Cian Healy has been a DJ, an artist and turned his hand to knife-making which makes his feat of reaching the 100-cap landmark for Ireland on Saturday against France even more praiseworthy.
The 33-year-old prop also battled a serious neck injury in 2015 - the "dark days" as he calls them - which nearly prompted him to retire.
That had come shortly after tearing his hamstring off the bone and a serious ankle injury to boot.
Little wonder Ireland head coach Andy Farrell said: "The key word for Cian is resilience."
Ireland skipper Johnny Sexton says of his close friend "he's a bit of a freak of an athlete."
Sexton recalls sitting on the bench in 2009 when Healy made his debut against Australia and wondering whether he realised he had been selected as a prop.
"The debut that he had was filled with line breaks," Sexton said.
"It was almost like he was playing in the centre."
Healy admits he was a bit cocky when he made his debut but adds being a ball carrier is what he prefers.

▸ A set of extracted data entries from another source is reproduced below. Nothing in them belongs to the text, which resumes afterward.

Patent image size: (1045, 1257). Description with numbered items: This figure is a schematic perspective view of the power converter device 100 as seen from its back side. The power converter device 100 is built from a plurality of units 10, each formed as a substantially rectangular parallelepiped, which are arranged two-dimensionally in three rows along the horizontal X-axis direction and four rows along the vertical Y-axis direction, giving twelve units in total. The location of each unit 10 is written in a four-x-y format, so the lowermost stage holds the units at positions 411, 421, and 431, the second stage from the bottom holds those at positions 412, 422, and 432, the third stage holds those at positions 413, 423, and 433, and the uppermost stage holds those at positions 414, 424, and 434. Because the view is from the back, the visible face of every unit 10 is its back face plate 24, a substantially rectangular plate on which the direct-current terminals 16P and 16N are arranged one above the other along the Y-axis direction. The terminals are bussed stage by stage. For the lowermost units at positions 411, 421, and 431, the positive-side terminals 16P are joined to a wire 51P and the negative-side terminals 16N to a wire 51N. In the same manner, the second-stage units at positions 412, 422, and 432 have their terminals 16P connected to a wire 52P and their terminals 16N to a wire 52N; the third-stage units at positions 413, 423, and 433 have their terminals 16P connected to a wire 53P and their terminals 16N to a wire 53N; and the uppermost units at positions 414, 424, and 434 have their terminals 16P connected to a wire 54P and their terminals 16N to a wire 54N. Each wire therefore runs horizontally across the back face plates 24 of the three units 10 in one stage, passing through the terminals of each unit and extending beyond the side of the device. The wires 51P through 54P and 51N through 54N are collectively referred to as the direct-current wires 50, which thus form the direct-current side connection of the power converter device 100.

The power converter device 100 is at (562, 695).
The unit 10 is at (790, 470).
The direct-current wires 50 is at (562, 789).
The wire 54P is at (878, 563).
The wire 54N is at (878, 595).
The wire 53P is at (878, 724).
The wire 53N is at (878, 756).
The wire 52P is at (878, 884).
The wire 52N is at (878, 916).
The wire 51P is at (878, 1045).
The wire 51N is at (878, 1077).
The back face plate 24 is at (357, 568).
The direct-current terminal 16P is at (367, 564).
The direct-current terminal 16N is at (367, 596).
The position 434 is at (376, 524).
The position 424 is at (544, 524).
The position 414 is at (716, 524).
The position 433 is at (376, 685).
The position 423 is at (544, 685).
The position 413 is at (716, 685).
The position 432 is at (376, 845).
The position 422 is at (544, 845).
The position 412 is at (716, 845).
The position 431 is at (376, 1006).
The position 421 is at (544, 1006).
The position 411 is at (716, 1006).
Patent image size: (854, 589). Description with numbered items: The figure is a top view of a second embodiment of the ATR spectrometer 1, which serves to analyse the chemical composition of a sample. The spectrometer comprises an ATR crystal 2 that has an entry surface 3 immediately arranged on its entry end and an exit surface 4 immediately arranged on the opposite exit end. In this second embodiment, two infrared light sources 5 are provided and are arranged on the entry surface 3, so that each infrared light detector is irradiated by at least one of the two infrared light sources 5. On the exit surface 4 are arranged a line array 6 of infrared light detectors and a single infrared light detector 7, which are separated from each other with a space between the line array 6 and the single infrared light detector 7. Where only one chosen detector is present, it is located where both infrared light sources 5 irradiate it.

"I love when I get a chance to carry with the ball, not that I don't love to defend, but I love getting the ball in my hands and running at people and running through holes," he said.
"That's the most enjoyable part of it for me."
He is no softie though, hiding behind the bigger members of the scrum.
"He's very abrasive, gets stuck in, all the things that you want from a prop, good set-piece," said Sexton.
'Dogs in the house'
Healy admits he had to set small goals to keep himself positive during the glum period with the neck injury in 2015.
"You're battling demons like is this going to affect your career, and is it going to affect your life," he said in 2017.
"Will you be able to turn the key in the door, because my arm had gone weak.
"So you just have to get on top of all of that stuff and keep as positive a mind frame as possible."
One way he managed that was playing with his dogs - even if his favoured pet at the time was a turtle called Ralph.
"Dogs are very handy for injured lads to be honest, dogs in the house burn time pretty easy," he said.
With his days as alter ego 'DJ Church' behind him, and having for the moment put the paint brushes aside, he is revelling in knife making.
"I was mad into food and barbeque and cooking, then my missus got me a hand-made knife and I thought, 'I'll give that a bash,'" Healy said in 2018.
"It's the same as lads going playing golf; you find something to think about so you're not worrying about rugby or anything else."
A hundred caps is memorable enough - he will be the sixth Irishman to achieve that landmark - but could be topped by Ireland also securing the Six Nations title with a bonus point win over the French at the Stade de France.
Healy says it is not the moment to rate how that would compare to his four victories with Leinster in the European Cup and the three Six Nations title winning sides, including the 2018 Grand Slam.
"I don't tend to do rankings and things like that of achievements," he said.
"Slam was a big one, there's European Cups, there's lots of big ones.
"I have loads of number one achievements that were all huge amounts of success with different groups of players.
"Whenever the day comes to think back on them maybe I will but there's no time to think back now."